The Thinking Drone: Gyroscopes to GPUs
How battlefield AI is turning flying machines into autonomous weapons and reshaping the future of war in Ukraine and beyond.
July 2025 - Written by David Hambling and PDW CEO Ryan Gury
The evolution has been a century in the making. Now it’s reaching terminal velocity, playing out around the world. Drones are getting smarter – faster.
Elmer Sperry’s Automatic Airplane which first flew in 1917 featured the latest in autopilot technology: a gyroscopic stabilizer, a directive gyroscope, and a barometer to adjust altitude. After catapult launch, Sperry’s programmable attack drone would ascend to a given height, fly in a specified direction for a given time, then crash into a target – or at least into the general area of the target. Sperry admitted the Automatic Airplane was not accurate enough to hit a ship, and it never went into production.
Photo: Mike Mareen/AdobeStock
Subsequent drones relied heavily on remote human operators. For decades they were referred to as Remotely Piloted Vehicles or RPVs and had little or no ability to fly unaided. Even high-end USAF MQ-9 Reapers could not take off or land without a human pilot at the controls until a few years ago.

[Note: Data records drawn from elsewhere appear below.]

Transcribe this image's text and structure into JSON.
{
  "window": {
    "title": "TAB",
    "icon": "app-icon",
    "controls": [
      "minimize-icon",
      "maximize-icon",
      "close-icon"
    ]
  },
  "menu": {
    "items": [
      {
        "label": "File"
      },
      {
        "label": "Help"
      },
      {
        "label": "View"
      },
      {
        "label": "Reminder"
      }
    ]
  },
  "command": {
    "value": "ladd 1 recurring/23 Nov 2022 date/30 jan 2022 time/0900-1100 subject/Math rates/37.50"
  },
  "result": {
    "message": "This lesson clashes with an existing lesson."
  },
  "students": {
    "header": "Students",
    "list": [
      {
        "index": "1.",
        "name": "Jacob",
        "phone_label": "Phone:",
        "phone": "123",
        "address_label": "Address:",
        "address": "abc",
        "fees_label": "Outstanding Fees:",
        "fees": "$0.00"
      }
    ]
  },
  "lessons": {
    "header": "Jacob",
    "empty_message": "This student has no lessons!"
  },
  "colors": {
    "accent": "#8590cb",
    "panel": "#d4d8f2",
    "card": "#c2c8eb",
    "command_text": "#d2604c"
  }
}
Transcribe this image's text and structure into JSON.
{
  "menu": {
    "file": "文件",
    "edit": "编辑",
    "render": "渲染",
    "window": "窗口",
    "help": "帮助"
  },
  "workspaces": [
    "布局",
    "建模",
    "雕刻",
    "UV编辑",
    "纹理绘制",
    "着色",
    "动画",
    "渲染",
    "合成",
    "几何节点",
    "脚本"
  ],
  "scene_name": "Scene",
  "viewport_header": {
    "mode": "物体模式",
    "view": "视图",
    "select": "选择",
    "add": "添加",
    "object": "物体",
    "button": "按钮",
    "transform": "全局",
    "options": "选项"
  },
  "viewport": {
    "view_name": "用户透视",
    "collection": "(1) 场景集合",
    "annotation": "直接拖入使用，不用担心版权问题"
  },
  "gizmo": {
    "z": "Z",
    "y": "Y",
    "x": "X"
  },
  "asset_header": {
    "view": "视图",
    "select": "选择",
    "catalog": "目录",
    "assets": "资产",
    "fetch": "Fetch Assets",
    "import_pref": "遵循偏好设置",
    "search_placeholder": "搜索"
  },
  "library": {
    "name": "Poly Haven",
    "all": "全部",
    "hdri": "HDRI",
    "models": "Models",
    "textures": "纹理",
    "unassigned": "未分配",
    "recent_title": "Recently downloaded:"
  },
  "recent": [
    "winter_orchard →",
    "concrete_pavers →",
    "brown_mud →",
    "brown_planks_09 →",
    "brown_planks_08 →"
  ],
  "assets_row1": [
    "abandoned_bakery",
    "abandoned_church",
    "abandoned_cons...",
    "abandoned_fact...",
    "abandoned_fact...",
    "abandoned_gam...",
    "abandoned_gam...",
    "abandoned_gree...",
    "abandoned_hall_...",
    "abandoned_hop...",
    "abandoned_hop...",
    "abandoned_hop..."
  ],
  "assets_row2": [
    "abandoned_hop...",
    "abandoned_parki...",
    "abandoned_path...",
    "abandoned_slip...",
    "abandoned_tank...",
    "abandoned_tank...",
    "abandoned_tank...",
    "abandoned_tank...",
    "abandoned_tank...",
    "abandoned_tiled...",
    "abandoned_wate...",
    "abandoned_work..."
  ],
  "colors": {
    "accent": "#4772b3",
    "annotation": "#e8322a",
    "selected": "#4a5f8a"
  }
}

Everything changed with the consumer drone revolution of the 2010s, when makers like DJI harnessed technology developed for smartphones and other mobile electronics. This enabled drones to fly without human input, even tracking and automatically following the operator for ‘hands free flight’.
“We are seeing rapid adoption of modern commercial tech by militaries around the world,” said PDW CEO and cofounder Ryan Gury. “Our adversaries are already employing full AI on the battlefield – the decision is up to us if we want to lead or fall behind.”
Photo: PumpedVisuals/AdobeStock
In Ukraine, many FPV attack drones are now AI-enabled. These use commercial hardware, such as Raspberry Pi processors with customized machine vision software, to lock on to a target designated by the operator. Such drones can complete an attack even if the signal is lost due to jamming or terrain. According to Ukraine’s SBU, which carried out Operation Spiderweb, some of the attack drones “switched to performing the mission using artificial intelligence…After approaching and contacting a specifically designated target, the warhead was automatically triggered.”
Some drones in Ukraine now feature even higher levels of on-board intelligence and can recognize and classify objects on the ground. In the reconnaissance role they can scout areas where radio does not reach and bring back data. This also means human operators do not need to look though hundreds of hours of video but can concentrate on sections where the drone’s AI has flagged an item of interest.
Photo: PumpedVisuals/AdobeStock
At the highest level of automation, which we are already seeing on a small scale in Ukraine, drones like the Russian V2U (Using an NVIDIA Jetson processor) are searching, finding and classifying targets, then attacking them autonomously. The technology is currently limited and unreliable but is likely to improve fast. Both the AI software and affordable AI hardware are developing rapidly.
Fully autonomous weapons pose serious ethical questions as well as operational ones, but the capability now exists and is likely to be deployed increasingly in Ukraine.
“The future of warfare will undoubtedly be robotics on the front line,” continued Gury. “To maintain cross-domain battlefield superiority, America and its allies must invest in companies capable of rapid iteration and delivering reliable systems at scale.”